Hi Chuck, On my old RF mill I grease the screws and oil them every so often but have recently had to replace the nuts they only lasted 37 years :big:.These machines I think are good value no electronics and simple to fix.Have you had many problems?I am thinking about replacing it but just don't know what but I think another RF
best wishes Frazer


----------



## cfellows (Apr 11, 2012)

I had to replace the Y axis nut on my RF Mill Drill after 16 years of use. I doubt I'll have to replace it again in my lifetime, but I do really like the small amount of backlash and very smooth cranking action I now have after replacing that nut. I guess I would like to prolong that experience as long as possible. 

Chuck


----------



## fcheslop (Apr 11, 2012)

Hi Chuck, They are a decent little machine with a little care its just the quill drop that can be a prob I had fitted tensator springs that eliminated it but they have now broken and as yet cannot find replacements but its not a big problem.My machine is now becoming very worn and the table surface has a few bruises due to me .It will never be a Bridgeport :big:but then again I don't need a Bridgeport.I oil and grease the screws every three to four months and it seems OK
best wishes Frazer


----------



## George_Race (Apr 11, 2012)

Hi Chuck, about a year ago I discovered a relatively new lubricant, at least to me. It is MotorKote spray lube. I have been using it on my lead screws and ways, it is really slippery. The first time I used it on my CNC Mill I did not believe how smooth and quite it moved along.
I don't know if there is a down side to the stuff, but it sure is slippery. I got mine at a local Meijer store. Been using it now for about a year.


----------



## Sshire (Apr 11, 2012)

Chuck
Great stuff. I get it from Amazon ( or 2x the price @ sears. Go figure)
http://www.motorkote.com/Grease.aspx?b=10&d=54&k=10&c=52

Best
Stan


----------



## DICKEYBIRD (Apr 12, 2012)

A good subject Chuck and a reminder for me to put it back onto my to-do list. The list got lost in my last cleanup.

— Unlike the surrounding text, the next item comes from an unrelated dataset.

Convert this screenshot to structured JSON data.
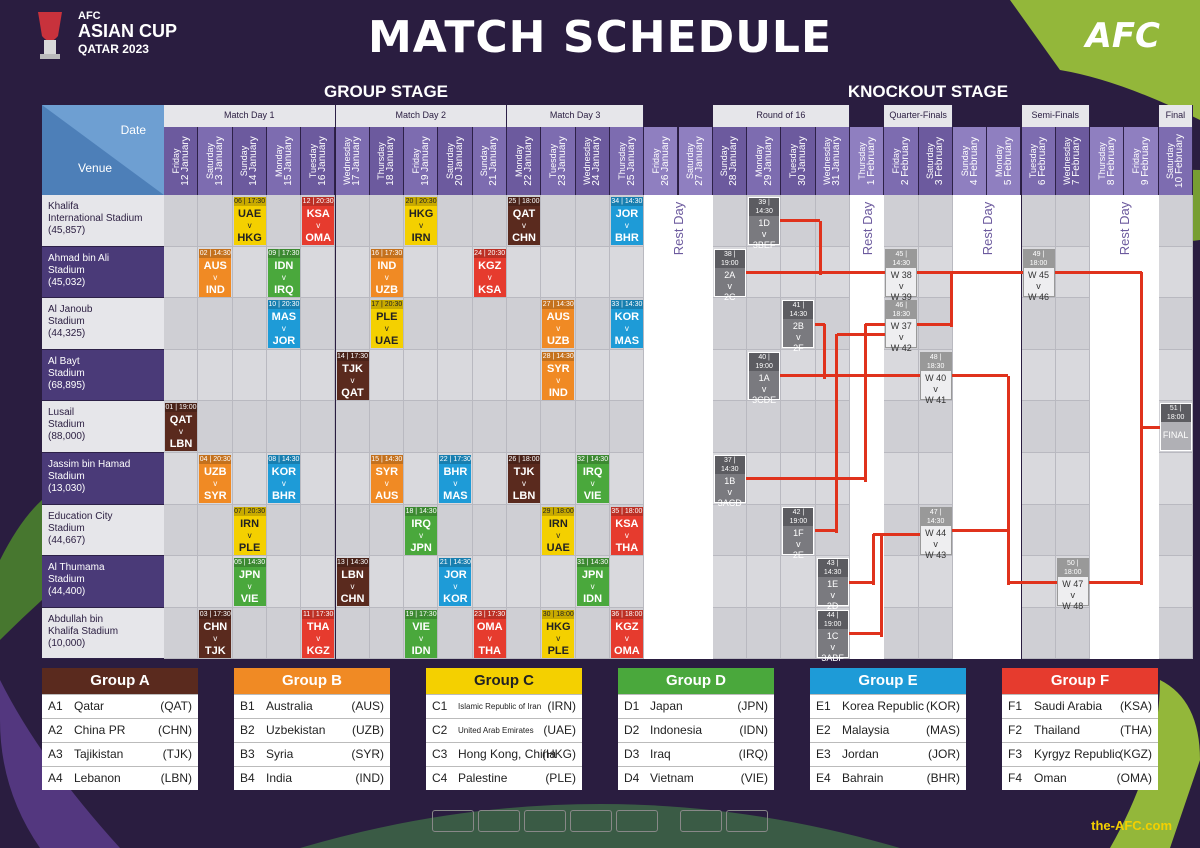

I've been wanting to take my X-3 apart enough to drill some holes in the appropriate spots and add fittings to allow a squirt or 2 of oil to drip onto the screws and the nuts.


----------



## n4zou (Apr 12, 2012)

I use chain saw bar oil on my lead screws. It contains a sticky additive that causes the oil to cling to whatever it touches. I've been using it on the Mill I purchased in 1978. The backlash on all lead screws is still .005, which is what it was when it was new. Summer Bar oil is 30W and Winter Bar oil is 10W both being non-detergent. I use 30W year round. I put a little Bar oil oil on the lead screws at the same time I do the daily oiling of the Ways and Spindle with Way oil and Spindle oil. Don't attempt to use it on your Ways or the spindle bearings! The sticky additive will prevent it from flowing properly on the Ways and internal surfaces of bearings.


----------



## arnoldb (Apr 12, 2012)

When I built the stand for my mill I was in two minds about fitting a coolant tray... I never did, and the mill's stand is basically just a frame and not closed up at the top, so now it's relatively easy to get at the feed screws and nuts from the bottom for cleaning, oiling and backlash adjustment without lifting the mill or taking it apart.

The only downside is that it'll be difficult for me to fit flood coolant, but then again, I'd rather go for a spray-mist system when I get around to that.

Regards, Arnold


----------